One note: If you want everyone to eat pancakes together at the table instead of eating as you make them, plan on an hour between the time you start mixing and the time you sit down to eat. Keep the pancakes warm in the oven in the meantime.

Serves 5-6

2 cups all-purpose (plain) flour
2 Tbsp. granulated sugar
½ tsp. salt
1 tsp. baking soda
1 ½ tsp. baking powder
2 eggs, separated
1 cup milk
1 ½ cups buttermilk
4 Tbsp. butter (half a stick)

Preheat oven to 170F/76C degrees. Put a cookie sheet in the oven while it heats. Preheat a large non-stick skillet to medium heat.

In a large bowl, stir together the flour, sugar, salt, baking soda, and baking powder. Set aside.

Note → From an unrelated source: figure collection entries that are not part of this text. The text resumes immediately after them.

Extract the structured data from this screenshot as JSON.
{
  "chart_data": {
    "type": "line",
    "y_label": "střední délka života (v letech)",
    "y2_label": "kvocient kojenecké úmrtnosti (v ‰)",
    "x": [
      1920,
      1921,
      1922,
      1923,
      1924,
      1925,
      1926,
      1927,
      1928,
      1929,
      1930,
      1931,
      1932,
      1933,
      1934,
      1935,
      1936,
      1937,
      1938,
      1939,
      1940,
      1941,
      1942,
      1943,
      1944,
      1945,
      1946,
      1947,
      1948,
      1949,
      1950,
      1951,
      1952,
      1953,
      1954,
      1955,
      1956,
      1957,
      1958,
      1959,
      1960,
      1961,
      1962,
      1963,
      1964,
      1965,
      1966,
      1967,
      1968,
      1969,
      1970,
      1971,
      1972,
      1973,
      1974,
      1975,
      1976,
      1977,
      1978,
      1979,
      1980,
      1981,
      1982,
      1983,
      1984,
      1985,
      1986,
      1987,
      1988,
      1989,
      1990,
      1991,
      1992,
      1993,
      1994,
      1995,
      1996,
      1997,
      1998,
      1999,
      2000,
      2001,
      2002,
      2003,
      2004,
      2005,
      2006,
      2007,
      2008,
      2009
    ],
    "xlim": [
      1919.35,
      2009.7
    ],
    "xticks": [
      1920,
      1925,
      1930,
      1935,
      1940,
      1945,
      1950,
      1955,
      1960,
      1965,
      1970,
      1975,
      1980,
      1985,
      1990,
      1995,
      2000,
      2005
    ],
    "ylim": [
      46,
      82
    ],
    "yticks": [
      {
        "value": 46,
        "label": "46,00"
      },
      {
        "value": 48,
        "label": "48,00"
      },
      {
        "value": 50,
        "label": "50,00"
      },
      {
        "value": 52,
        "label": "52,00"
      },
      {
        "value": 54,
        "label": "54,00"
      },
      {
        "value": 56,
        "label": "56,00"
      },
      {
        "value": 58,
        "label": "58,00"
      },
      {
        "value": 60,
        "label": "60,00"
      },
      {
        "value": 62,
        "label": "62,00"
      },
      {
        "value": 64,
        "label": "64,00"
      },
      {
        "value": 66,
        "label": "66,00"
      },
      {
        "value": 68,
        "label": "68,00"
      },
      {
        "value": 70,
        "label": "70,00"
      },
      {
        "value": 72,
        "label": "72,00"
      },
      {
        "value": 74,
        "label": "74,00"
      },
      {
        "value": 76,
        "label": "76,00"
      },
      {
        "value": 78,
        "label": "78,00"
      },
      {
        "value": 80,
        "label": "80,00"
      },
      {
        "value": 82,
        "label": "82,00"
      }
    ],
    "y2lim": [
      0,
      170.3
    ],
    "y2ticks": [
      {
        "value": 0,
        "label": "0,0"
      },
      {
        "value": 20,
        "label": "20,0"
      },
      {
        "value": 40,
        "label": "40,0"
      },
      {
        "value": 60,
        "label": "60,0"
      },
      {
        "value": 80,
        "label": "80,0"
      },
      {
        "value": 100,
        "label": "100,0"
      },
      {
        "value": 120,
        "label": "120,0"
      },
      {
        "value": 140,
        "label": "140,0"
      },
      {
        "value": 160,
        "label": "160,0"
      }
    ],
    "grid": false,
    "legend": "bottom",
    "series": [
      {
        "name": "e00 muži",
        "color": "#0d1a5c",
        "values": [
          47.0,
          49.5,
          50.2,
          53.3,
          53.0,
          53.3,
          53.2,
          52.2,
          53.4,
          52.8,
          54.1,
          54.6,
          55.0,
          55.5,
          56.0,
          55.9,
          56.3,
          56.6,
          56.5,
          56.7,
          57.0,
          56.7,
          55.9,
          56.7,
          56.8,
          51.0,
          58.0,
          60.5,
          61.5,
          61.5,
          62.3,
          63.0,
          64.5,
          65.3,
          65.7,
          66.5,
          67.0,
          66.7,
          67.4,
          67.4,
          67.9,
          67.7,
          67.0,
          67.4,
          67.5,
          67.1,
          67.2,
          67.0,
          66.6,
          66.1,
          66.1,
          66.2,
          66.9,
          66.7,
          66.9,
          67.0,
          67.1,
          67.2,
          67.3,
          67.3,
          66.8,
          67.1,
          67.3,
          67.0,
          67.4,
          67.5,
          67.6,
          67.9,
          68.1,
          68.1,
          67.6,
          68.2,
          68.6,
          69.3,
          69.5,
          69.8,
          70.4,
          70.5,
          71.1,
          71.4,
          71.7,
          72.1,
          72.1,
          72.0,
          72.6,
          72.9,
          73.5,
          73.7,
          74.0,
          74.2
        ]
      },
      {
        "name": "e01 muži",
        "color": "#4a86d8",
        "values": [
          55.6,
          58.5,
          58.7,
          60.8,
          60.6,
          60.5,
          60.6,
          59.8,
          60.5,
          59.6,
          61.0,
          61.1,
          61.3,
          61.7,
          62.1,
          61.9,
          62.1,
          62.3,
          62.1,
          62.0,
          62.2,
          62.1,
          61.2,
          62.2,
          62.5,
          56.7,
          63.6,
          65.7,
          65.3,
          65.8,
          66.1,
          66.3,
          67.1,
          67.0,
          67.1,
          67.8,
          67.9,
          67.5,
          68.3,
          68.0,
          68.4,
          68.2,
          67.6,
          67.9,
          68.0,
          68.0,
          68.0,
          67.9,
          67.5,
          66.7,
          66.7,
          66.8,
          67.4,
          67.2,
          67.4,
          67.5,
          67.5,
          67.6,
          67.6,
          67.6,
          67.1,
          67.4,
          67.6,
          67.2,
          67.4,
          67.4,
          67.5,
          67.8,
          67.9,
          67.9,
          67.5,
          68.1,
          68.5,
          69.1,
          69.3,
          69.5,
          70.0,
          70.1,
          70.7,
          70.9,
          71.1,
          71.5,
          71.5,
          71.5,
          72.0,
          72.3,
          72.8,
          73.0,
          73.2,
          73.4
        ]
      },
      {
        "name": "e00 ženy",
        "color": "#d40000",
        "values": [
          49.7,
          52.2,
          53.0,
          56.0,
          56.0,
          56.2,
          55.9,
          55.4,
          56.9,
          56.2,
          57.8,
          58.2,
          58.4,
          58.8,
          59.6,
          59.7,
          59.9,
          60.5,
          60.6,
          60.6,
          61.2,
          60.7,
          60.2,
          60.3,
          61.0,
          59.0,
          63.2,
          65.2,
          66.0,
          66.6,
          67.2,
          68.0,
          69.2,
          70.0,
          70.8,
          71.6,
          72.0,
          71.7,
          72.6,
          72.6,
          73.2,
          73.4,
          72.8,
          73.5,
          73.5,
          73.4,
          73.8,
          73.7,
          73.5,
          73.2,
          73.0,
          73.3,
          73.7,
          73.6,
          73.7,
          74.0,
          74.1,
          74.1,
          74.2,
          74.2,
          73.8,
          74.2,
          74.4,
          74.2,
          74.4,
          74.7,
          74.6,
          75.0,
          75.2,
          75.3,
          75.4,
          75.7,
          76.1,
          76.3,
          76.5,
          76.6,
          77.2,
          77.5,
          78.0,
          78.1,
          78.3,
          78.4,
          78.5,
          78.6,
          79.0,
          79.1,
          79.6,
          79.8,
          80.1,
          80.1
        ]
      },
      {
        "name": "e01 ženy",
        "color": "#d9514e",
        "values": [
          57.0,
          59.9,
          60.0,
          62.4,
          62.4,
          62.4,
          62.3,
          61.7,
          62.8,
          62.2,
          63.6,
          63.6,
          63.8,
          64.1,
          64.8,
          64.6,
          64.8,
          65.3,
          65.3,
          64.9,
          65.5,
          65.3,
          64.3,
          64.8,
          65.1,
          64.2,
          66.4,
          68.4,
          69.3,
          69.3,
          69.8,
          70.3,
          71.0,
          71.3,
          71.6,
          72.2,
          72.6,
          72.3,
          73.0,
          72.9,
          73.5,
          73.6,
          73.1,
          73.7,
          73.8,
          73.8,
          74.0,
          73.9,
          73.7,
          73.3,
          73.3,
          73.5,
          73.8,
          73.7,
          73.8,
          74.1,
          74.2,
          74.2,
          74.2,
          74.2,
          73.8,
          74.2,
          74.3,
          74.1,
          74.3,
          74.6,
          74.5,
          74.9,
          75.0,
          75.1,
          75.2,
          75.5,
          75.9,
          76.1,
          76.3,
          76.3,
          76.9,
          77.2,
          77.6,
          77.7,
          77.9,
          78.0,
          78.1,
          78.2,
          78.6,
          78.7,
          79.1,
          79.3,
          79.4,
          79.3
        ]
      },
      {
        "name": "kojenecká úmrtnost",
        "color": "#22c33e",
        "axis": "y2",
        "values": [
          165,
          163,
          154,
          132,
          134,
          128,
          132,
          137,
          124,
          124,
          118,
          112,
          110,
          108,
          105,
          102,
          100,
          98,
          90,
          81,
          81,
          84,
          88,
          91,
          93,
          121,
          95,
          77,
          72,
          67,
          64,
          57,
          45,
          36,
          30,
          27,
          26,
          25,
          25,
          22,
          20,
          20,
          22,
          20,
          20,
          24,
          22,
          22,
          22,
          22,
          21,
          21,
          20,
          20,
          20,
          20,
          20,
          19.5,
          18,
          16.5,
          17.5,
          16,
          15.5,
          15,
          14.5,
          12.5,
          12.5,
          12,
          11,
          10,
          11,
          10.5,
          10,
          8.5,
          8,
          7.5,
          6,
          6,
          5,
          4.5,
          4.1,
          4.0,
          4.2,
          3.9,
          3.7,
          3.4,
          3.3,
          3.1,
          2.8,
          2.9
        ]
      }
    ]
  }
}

In a separate bowl, stir together the egg whites, milk, and buttermilk. Set aside.

Melt the butter in a small pot over low heat, then remove from heat and add the egg yolks, mixing quickly and thoroughly. Stir the yolk mixture into the milk mixture. Pour this into the dry ingredients and whisk until just blended and still lumpy. Do not overmix or the pancakes will be tough.

Using a ladle, pour a scant ¼ cup of batter for each pancake onto the non-stick skillet. Cook about 2 minutes per side until golden brown, turning to cook the second side when the pancakes have a bubbly surface and the edges look dry.

Keep pancakes warm in the oven until ready to serve.

(This is another recipe I cut from the newspaper, maybe in 1997 or -98 or so. It was adapted from “A Cozy Book of Breakfasts and Brunches” by Jim Brown and Karletta Moniz.)

Sweet Peanut Butter Spread

Here’s a simple and delicious spread perfect for smearing on toast for breakfast or a snack. Just mix 1/3 cup creamy peanut butter with 1 Tbsp. agave syrup — that’s it!

The syrup makes the peanut butter even smoother and spreadable. And it’s made with GI-friendly ingredients, which means it won’t spike your blood sugar, especially if you use whole wheat, sugar-free bread.


French Toast

Many french toast recipes out there are unnecessarily difficult. They call for a mix of egg and cream or milk, with extra ingredients and detailed instructions. You don’t need any of that.

The delicious recipe I remember from when I was growing up calls for only two ingredients, uses regular sliced bread, and tastes wonderful with maple syrup.

Figure two slices of bread per person. Here’s a recipe for two.

4 slices bread, crust removed and cut into 2 triangles
4 eggs

Heat a non-stick pan on medium heat. Beat the eggs with a fork and pour into a flat dish. Lay the slices in the egg until wet, then fry until browned. Serve immediately. If making recipe for a crowd, keep slices warm in oven until ready to serve.